Posting to the center of this knowledge also led to the last missing part of the puzzle, Archive_Timeout parameters (5 minutes default). This parameter has the following description on the excellent web site called PostgreSqlco. nf:
If this parameter is zero, the server will always switch to a new segment file at any time and observe some types of energy in the database ... archive file. Pies the previous locked care.
And this is the ultimate why inactive replication connectors cause such a WAL number in non-working data: basically 5 minutes. Several data configuration is generated when the heartbeat is displayed based on RDSADMIN data. In this case, a 64MB new WAL section is created every 5 minutes. Until the replication area is an idol and the operation is substantially performed, all of these sections of WAL are actually stored (not quite slow), which is actually connected to the actual database server, The disk capacity ends.
Take Away
Here's the lesson of this situation: Do not leave the full operation of replication! There are no very long and random slots. For example, you can configure a higher query that will be notified when a specific slot is saved with a volume of 100MB or more. And, of course, enter the footprint to observe the free space on the disk.

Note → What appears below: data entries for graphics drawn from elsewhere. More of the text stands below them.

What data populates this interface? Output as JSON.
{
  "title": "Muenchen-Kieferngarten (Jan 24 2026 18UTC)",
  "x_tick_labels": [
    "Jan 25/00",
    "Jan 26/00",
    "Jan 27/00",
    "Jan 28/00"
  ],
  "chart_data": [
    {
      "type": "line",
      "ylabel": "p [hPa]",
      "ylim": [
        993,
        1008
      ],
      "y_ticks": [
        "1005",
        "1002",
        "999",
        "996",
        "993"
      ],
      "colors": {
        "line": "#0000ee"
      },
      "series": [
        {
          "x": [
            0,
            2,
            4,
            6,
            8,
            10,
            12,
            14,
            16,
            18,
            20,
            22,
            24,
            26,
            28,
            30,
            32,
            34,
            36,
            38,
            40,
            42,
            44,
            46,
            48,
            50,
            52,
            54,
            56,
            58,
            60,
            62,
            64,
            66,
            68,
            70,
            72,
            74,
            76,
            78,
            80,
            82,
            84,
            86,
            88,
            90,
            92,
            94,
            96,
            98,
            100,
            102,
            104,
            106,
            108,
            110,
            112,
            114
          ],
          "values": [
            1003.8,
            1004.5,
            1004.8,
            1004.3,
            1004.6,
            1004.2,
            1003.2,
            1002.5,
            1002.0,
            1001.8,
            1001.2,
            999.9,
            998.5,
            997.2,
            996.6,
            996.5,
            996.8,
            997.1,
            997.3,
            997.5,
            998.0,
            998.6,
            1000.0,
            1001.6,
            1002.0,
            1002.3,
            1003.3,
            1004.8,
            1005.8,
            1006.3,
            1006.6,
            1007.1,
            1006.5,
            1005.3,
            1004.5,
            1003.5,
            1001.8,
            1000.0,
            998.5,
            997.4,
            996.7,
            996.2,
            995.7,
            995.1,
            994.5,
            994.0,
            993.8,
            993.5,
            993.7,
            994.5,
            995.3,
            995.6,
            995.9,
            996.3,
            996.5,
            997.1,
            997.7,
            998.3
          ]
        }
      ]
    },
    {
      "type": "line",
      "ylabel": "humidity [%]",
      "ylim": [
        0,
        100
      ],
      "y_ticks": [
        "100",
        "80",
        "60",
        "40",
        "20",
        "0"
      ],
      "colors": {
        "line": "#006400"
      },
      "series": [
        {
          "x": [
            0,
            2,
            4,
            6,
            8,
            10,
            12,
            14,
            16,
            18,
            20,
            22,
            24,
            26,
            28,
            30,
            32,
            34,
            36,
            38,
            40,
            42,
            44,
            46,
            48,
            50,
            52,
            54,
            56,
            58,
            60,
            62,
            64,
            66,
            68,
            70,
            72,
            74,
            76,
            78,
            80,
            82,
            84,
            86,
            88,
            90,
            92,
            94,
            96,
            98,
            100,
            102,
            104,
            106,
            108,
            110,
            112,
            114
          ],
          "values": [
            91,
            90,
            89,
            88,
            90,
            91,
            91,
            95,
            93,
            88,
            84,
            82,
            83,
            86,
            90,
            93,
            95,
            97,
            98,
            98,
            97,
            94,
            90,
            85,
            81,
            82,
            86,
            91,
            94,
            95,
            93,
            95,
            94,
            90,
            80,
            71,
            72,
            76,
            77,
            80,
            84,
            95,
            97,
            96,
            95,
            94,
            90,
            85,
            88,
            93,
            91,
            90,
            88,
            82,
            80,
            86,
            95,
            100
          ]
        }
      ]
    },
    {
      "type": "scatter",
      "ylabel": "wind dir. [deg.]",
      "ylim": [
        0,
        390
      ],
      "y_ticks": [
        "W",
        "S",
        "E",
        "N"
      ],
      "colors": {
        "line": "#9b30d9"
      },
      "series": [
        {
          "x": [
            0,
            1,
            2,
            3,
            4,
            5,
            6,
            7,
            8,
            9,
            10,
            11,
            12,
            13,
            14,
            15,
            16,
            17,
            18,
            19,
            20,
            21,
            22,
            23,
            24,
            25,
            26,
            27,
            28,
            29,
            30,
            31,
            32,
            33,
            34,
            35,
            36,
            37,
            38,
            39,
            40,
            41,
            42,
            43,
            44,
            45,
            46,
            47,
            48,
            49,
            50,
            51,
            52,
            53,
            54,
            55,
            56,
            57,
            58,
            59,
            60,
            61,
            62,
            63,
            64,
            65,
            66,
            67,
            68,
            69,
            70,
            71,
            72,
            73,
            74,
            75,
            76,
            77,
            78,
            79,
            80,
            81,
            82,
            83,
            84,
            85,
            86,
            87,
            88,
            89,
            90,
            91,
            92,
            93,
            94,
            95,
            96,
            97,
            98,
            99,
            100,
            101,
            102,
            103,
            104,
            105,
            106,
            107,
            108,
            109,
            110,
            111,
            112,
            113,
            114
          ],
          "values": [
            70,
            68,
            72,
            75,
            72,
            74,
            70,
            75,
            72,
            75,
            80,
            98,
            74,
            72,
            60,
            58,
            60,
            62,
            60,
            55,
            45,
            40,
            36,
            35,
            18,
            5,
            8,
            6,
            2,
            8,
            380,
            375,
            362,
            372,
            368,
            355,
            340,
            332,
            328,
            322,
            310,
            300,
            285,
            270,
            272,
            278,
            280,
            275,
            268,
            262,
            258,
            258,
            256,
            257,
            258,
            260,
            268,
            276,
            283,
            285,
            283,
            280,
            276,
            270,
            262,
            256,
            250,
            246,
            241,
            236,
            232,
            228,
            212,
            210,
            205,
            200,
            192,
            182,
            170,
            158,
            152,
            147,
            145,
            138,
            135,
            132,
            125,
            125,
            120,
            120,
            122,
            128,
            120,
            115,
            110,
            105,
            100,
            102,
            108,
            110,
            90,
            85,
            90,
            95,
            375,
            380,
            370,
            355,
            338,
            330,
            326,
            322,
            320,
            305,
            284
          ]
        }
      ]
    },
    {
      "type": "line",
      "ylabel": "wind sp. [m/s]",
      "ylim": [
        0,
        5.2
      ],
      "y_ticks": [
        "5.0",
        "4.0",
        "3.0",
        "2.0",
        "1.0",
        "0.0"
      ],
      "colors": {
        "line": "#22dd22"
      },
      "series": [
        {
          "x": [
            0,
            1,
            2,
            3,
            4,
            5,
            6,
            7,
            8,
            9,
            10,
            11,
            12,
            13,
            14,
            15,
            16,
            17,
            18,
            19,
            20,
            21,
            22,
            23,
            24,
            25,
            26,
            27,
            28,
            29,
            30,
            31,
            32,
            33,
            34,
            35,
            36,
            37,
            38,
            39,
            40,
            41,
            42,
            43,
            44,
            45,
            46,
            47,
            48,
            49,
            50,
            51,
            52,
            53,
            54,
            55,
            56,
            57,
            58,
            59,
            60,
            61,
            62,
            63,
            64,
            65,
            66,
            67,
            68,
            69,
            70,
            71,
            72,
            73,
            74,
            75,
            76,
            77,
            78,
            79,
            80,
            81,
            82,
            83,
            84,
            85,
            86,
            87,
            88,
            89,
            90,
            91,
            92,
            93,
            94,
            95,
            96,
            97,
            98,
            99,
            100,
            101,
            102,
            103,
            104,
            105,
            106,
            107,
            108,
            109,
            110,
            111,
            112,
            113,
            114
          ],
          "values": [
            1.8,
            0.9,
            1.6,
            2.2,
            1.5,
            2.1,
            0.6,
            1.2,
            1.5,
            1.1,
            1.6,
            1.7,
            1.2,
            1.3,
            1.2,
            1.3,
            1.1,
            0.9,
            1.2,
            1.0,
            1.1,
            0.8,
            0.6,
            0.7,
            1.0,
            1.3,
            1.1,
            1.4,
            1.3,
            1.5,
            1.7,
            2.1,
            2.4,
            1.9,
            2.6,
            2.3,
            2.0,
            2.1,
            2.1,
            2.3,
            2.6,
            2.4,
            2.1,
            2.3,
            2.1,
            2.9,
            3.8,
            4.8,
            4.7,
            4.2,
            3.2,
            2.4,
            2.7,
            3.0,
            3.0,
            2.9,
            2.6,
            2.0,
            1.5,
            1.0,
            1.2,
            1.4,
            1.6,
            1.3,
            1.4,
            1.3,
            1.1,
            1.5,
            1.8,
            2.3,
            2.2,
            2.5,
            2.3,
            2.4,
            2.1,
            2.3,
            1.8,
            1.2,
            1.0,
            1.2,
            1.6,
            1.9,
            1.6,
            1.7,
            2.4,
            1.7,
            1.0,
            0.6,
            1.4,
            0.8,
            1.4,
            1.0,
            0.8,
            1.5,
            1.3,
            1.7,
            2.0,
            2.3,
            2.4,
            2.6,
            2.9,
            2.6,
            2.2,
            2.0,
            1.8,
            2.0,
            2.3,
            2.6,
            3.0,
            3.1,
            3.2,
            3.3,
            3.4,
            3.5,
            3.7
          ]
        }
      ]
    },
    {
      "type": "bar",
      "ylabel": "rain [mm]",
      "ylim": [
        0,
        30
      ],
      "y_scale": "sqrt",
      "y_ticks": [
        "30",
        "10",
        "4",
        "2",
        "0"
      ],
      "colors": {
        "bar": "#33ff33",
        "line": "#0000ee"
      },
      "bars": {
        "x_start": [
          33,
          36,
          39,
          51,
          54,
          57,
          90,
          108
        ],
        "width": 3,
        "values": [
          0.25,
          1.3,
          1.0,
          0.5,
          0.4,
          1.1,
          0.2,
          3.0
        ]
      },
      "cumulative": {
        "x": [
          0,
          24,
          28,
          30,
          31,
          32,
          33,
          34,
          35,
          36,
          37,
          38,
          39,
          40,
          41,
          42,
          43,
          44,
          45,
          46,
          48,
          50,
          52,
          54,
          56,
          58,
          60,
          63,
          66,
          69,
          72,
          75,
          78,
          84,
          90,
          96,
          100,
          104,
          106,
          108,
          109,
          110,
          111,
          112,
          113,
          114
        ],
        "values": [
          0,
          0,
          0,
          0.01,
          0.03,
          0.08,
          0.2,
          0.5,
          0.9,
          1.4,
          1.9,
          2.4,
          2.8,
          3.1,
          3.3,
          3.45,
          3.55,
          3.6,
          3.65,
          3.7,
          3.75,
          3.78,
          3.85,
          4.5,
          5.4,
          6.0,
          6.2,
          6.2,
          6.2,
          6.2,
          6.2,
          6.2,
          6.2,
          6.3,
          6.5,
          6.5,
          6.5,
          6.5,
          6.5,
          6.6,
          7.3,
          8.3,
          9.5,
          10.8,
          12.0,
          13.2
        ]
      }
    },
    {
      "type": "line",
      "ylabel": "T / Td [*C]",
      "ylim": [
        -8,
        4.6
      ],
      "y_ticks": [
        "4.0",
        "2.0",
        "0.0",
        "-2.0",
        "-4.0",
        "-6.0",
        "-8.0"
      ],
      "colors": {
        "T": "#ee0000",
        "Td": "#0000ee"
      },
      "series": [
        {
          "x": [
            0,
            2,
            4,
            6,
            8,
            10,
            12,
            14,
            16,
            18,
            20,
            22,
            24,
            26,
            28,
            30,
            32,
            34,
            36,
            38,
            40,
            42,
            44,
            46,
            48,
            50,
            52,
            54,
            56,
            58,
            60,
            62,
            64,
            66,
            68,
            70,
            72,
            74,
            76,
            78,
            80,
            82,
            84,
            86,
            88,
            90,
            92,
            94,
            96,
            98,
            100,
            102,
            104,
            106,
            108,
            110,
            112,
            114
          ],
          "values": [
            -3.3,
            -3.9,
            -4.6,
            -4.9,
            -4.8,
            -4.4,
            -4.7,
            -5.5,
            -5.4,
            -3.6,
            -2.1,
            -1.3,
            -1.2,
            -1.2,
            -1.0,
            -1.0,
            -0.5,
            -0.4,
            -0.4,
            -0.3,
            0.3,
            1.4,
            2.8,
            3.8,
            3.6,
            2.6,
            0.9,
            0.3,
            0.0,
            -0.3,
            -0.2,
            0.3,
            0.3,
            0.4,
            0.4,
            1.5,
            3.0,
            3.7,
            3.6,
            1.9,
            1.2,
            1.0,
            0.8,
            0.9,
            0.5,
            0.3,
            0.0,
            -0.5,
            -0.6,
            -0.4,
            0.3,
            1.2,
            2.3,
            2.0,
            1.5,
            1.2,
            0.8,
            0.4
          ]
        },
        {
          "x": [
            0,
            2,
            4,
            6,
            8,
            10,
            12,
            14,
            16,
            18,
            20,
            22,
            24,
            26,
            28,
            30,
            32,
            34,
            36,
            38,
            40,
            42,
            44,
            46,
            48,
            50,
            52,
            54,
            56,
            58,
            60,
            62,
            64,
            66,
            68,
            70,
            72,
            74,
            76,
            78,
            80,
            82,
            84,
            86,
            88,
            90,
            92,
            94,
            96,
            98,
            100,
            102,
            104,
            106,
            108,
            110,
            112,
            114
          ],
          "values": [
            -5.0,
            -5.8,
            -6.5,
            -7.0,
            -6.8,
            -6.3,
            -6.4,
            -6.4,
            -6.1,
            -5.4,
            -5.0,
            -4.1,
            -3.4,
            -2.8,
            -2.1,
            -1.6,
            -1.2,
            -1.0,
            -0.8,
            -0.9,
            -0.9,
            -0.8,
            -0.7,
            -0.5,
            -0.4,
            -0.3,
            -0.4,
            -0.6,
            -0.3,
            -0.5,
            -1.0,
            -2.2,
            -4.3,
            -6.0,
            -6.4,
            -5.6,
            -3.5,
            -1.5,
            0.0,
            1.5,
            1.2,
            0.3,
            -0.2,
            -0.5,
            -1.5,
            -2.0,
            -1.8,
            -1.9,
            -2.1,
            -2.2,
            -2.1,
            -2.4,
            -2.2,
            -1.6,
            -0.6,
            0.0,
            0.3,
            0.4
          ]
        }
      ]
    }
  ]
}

In some cases, the active replication connector can freeze the sudden storage status of the Wal. For example, if a huge configuration is introduced in one data infrastructure and the replication connector is configured to another data infrastructure that is rarely changed, all this connector cannot be performed accurately.
Creating an artificial origin of the data is considered a normal conclusion for such scenarios, such as the Debezium Postgres connector. Actually, there is no need to create a special table at any time to support not only for this, but also to support the pg_logical_emit_message () support and the news with WAL.
Select pg_logical_emit_message(FALSE, 'Heartbeat, Right now()::Barker);If you are using a logical decoding plu g-in that supports logical replication messages, for example, Pgoutput, for example, to prevent replication from moving.